La luteína y zeaxantina, por ejemplo, presentes en naranjas, nectarinas o maíz, entre otros, protegen al cristalino del ojo de la acción de la luz y previenen la degeneración macular (las cataratas). No iban mal encaminadas las abuelas cuando nos decían que la zanahoria cuida la vista. Los carotenoides también protegen la piel, que es el órgano más extenso de nuestro cuerpo, la cuidan, por ejemplo, de la radiación ultravioleta.
Seguramente es la razón evolutiva de que nos atraigan esos colores tan vistosos de las frutas y verduras: intuimos que allí hay algo bueno para nosotros.
El estrés oxidativo de las células está detrás del envejecimiento y causa numerosas enfermedades. Los carotenoides, especialmente el licopeno, β-caroteno y β-criptoxantina – sobre todo en mandarinas, o melón y guayabas, por ejemplo-, están considerados como buenos antioxidantes ya que protegen a las células de los radicales libres. Según el CSIC, algunos, como el lipoceno – en frutos y vegetales rojos, como el pimiento, tomate o sandía- están asociados a la "reducción del estrés oxidativo, enfermedades cardiovasculares, hipertensión, riesgo de padecer ciertos tipos de cáncer, colesterol LDL y aterosclerosis".
La vitamina A, de la que son precursores, sobre todo el betacaroteno, se sigue estudiando. Desde los años cincuenta del siglo pasado, se habla de que puede reducir la mortalidad en el cáncer. Es una de las moléculas estrella de la cosmética por sus efectos 'antiedad', y se ha vinculado, junto a la vitamina E y D, a la disminución de enfermedades respiratorias.
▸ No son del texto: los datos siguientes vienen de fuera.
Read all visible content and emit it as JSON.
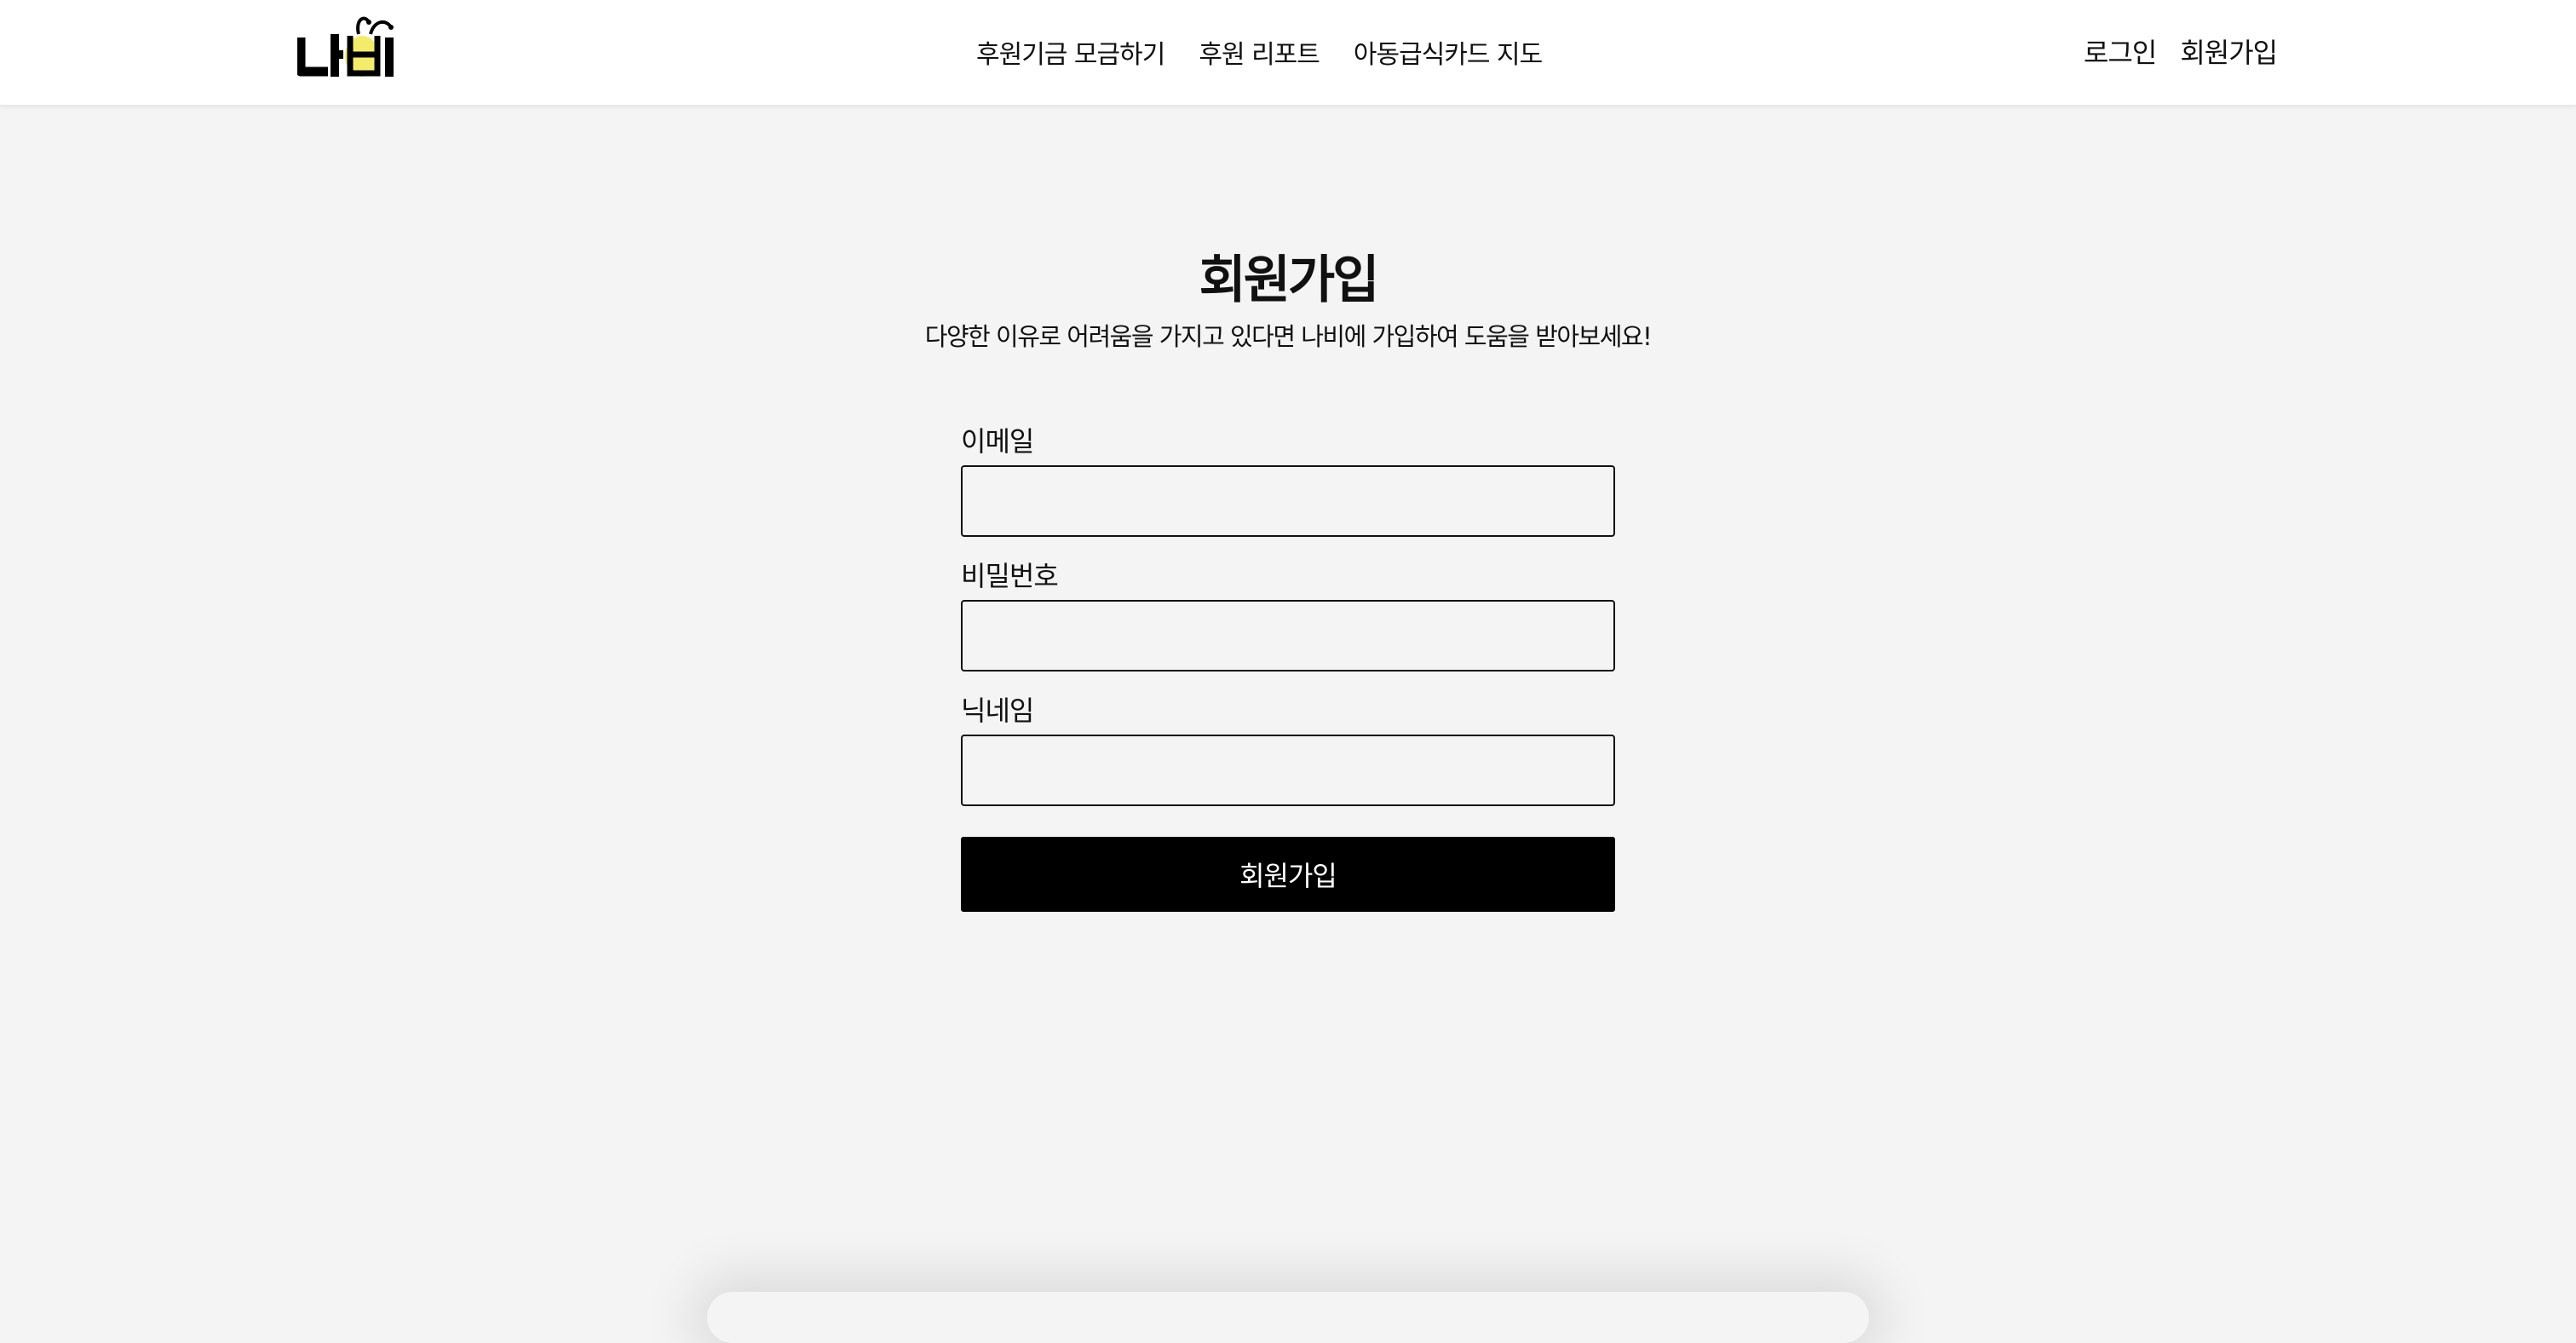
{
  "header": {
    "logo": {
      "text": "나비",
      "accent_color": "#f3ec6a"
    },
    "nav": [
      {
        "label": "후원기금 모금하기"
      },
      {
        "label": "후원 리포트"
      },
      {
        "label": "아동급식카드 지도"
      }
    ],
    "auth": {
      "login_label": "로그인",
      "signup_label": "회원가입"
    }
  },
  "main": {
    "title": "회원가입",
    "subtitle": "다양한 이유로 어려움을 가지고 있다면 나비에 가입하여 도움을 받아보세요!",
    "form": {
      "email_label": "이메일",
      "email_value": "",
      "password_label": "비밀번호",
      "password_value": "",
      "nickname_label": "닉네임",
      "nickname_value": "",
      "submit_label": "회원가입"
    }
  },
  "colors": {
    "background": "#f4f4f4",
    "header_bg": "#ffffff",
    "button_bg": "#000000",
    "button_text": "#ffffff"
  }
}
La suerte que tenemos con la vitamina A es que en los países desarrollados- o donde la nutrición alcanza unos estándares mínimos- es raro que haya personas con déficit. Eso hace que, a no ser que sea por suscripción médica por alguna enfermedad, no sea necesario el consumo de suplementos. En el embarazo, por ejemplo, es tan nocivo para el feto el defecto de vitamina A como su exceso.